Поехали мы к этому завхозу, дядька такой с громким голосом, деловой. Куда-то отвёл, я что-то подписал и так стал учиться там. Отучился два года и стал техником-архитектором. Мать успокоилась: я уже техник, почти инженер. Пошёл в Гипроприбор – проектная организация на берегу Невы, недалеко от памятнику Петру с рукой. Я туда ездил года полтора, и потом мне это надоело. Эти все унитазы, проводки, разрезы, чертежи – всё это достало меня, и я матери сказал, что больше не могу там работать. Она говорит: «Ну ладно, тогда устраивайся художником оформителем». И вот тут-то я попал, что называется, в самую точку. Это была идеальная работа – в переплётной мастерской маленького заводика, где я делал стенгазету. Приходил к двенадцати, а уходил в четыре.

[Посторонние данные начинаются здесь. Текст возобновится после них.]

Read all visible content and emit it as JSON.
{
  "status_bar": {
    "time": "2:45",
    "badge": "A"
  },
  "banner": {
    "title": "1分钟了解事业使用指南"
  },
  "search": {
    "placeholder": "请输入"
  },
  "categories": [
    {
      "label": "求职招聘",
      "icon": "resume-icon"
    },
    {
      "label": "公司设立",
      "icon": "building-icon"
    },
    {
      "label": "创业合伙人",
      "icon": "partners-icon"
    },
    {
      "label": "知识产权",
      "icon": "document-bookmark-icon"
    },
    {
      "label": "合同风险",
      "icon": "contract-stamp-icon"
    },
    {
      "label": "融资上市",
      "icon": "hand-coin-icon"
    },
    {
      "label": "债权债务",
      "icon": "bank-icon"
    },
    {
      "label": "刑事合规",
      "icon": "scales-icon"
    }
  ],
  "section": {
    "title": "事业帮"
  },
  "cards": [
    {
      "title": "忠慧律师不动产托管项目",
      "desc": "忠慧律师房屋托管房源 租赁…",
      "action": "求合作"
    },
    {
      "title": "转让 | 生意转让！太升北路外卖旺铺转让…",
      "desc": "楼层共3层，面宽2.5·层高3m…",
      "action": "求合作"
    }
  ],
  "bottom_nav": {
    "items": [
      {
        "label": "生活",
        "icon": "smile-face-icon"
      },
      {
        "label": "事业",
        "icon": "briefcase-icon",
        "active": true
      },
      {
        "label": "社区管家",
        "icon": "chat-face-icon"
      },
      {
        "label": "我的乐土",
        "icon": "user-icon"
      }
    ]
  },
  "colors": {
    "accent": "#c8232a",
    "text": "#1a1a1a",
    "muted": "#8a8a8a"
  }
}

И всё это время занимался только своими альбомами – составил и переплёл все эти альбомы о русском роке и Битлз, что стоят у меня на полке. Там за бутылку водки можно было сделать абсолютно всё. С одним кирнул чуть-чуть – он большой рулон плотной бумаги подгонит. Другой – достанет редкую краску. Все на меня работали. Кто-то переводил Битлов на русский язык, девочки печатали на машинках, мальчики наносили тиснение, кто-то переплетал, кто-то делал ламинат. Я запирался в своей мастерской и скрупулёзно составлял эти чудо-документы времени. В итоге, вот у меня над дверью – целая полка только с альбомами переведённых песен Битлз. Все двести песен. Этим я занимался все семидесятые годы. На отдельной полке у меня альбомы по истории Битлз: здесь одни фотографии и вырезки из газет.
Я систематизировал творчество Битлов, собирал каждую песню: сорокопятки отдельно, LP – отдельно. Песни Джоржа, песни Пола, Ринго (он всего две песни написал за восемь лет) и восемьдесят песен Джона – и всё это было у меня записано, оформлено, всё по разделам разложено, поставлено на нужное место. Сделана книга, отдельный том по каждому альбому, все тома – под номерами. От первой песни «Ain’t She Sweet» до последней. Я в течение одной минуты могу любую песню найти. Свои альбомы я до сих пор обожаю, гостям своим их показываю. Самый большой альбом – по Джону Леннону, весит тринадцать килограммов. Там восемьсот заметок-вырезок о Джонни из прессы всего мира. Я делал его пятнадцать лет и сейчас обновляю. Когда появляется о Джонни что-нибудь новенькое, я, с трудом ворочая эту глыбу, стаскиваю с полки, кладу на стол и начинаю над ней колдовать. Вклеивать, дорисовывать и так далее. За эти пятьдесят лет добавилась ещё сотня фирменных каталогов.
Здесь, у меня на полке, четыреста шикарных книг о Beatles, которые я могу держать в своём доме. Есть много книг, которые я не могу держать в доме, очень плохих книг о Beatles, в частности: женских, гопницких, русских. Русские книги – все плохие. Много ошибок, много неправильных мыслей, неверных интерпретаций. Две книги в своей жизни я даже сжёг. Мы поехали на шашлыки, и я их бросил в огонь – дрянь! Гопницкая книга вышла в Сибири, и дрянная книга вышла в Америке про Пола Маккартни, про то, что его уже нет. Вышла эта книга в Америке, шикарная книга, цветная, в обложке, и я её сжёг, потому что Пол Маккартни – жив. Несколько книг у меня есть – они стоят в углу, я их не ставлю здесь перед собой, но и не могу выбросить. Но, на полке им точно делать нечего. Одна – подарок от Севы Новгородцева, он гадостную книгу мне про Джона подарил. Такая толстенная, неправильная. Плохая книга, недобрая. Это в восьмидесятых случилось, я книгу принял, ему ничего не сказал, но поставил книгу корешком к стене. Так она до сих пор стоит там, я её не выбросил, потому что уважаю Севу Новгородцева.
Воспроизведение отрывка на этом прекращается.